Key conclusion: The roadmap adds 3D profilometry and self-checking models to sustain FPY and serialize data with MES. Data: Expected reduction of mis-pick on mixed cases to below 80 ppm after 3D deployment; projected kWh per pack down to 0.077 with optimized strobe duty cycle. Clause/record: Change control CCR-25-012; cybersecurity baseline CS-24-021 aligning with Annex 11 access controls. Steps: deploy 3D cameras at cap height checks, add illumination health sensors, extend GS1 aggregation to pallet level, and automate retraining via MLOps with governed datasets. Risk boundary: maintain explainability by logging feature vectors; black-box models require QA waiver and PQ rerun.

Technical dependencies include optics supply lead times and thermal stability of enclosures on hot shrink tunnels. For larger trays and family packs, classifier receptive fields must scale without inflating false reject, supported by ASFL recipe governance. A specialized station can accommodate the “ASFL vacuum sealerealer for large items” packaging format using wider fields of view with telecentric lenses. Audit cadence remains quarterly for HACCP/HARPC and semiannual for GS1 aggregation checks, with weekly internal checks on image quality indices and drift monitors.

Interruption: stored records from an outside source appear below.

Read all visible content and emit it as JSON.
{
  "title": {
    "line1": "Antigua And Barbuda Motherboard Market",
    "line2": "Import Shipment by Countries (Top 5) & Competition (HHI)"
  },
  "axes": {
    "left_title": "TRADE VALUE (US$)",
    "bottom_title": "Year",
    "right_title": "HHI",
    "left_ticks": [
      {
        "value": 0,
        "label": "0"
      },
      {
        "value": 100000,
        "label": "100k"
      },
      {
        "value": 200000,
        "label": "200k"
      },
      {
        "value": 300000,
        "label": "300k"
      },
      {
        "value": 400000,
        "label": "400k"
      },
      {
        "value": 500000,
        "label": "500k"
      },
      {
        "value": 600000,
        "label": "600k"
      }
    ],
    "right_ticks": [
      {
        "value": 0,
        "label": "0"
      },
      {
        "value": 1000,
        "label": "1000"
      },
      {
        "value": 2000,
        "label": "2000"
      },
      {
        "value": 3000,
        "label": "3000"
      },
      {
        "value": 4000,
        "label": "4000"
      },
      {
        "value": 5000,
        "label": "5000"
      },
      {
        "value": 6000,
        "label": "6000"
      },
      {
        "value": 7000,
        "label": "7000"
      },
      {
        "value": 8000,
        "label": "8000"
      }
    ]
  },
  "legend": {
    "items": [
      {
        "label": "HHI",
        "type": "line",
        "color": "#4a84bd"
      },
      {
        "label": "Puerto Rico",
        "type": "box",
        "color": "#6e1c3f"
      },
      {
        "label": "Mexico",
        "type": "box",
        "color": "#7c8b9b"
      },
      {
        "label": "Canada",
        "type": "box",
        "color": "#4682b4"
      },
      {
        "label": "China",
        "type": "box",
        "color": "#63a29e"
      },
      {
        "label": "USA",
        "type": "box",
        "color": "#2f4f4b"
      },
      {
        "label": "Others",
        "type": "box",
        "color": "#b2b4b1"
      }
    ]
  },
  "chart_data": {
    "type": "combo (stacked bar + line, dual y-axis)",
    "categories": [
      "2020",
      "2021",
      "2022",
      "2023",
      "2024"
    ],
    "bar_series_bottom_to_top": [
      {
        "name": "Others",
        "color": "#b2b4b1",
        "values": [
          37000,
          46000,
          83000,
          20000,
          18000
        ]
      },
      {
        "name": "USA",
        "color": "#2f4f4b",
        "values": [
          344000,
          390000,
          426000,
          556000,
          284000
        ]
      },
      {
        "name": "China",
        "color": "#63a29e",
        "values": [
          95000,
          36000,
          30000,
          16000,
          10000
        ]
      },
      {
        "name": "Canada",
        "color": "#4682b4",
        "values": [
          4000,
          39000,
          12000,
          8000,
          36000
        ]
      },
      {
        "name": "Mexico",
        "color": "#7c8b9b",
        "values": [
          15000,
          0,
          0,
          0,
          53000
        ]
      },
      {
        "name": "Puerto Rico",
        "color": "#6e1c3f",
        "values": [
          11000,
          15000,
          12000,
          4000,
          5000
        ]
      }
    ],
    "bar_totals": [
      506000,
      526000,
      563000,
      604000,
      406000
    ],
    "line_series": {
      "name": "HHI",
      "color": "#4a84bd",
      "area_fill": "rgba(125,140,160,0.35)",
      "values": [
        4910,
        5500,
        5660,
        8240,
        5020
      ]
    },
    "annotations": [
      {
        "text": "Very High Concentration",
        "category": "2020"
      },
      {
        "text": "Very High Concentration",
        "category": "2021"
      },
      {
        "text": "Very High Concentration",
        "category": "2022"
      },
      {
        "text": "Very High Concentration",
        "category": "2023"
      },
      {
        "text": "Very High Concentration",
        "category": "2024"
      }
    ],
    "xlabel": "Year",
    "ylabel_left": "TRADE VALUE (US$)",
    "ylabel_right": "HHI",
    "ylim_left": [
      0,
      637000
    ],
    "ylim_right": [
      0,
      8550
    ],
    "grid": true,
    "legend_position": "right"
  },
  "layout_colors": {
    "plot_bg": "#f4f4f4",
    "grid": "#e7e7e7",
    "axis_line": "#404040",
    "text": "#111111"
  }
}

Q&A: Scale and Large-Item Packaging

Q: How does the system scale to bulky SKUs? A: Increase field of view, use higher-output strobes, and recalibrate exposure with ND filters; validate through PQ-25-014 using 30 lots. Q: Can we reuse models across sites? A: Yes, replicate via ASFL recipes and controlled retraining, then verify with SAT and Part 11-compliant audit trails. Q: Any special considerations for long runs? A: Schedule lens cleaning every 8 hours and monitor glare indices; seal-void thresholds were validated against a food saver ASFL vacuum sealer benchmark set.

Compliance Mapping
Standard/Clause Control/Evidence Audit Cadence
GS1 (case/pallet aggregation) Aggregation logs, GS1-AUD-24-Q2 Semiannual
HACCP/HARPC HZ-24-015, CCP monitoring via vision Quarterly
ISO 13849-1 PL d Guarded enclosures, safety I/O test, IQ-24-031 Annual
Annex 11 / Part 11 AT-11-APAC, e-sign SOP-IT-11 Annual

By integrating non-contact, high-speed image acquisition, deterministic processing, and classifier governance with ASFL recipes, the site sustained verifiable quality while protecting throughput. The approach is replicable across lines and plants when paired with disciplined SAT/IQ/OQ/PQ, GS1 serialization, and HACCP/HARPC alignment. If you plan a similar deployment, anchor the business case to OEE, FPY, ppm defects, and Payback, and keep ASFL recipe locks and audit trails at the core of change control.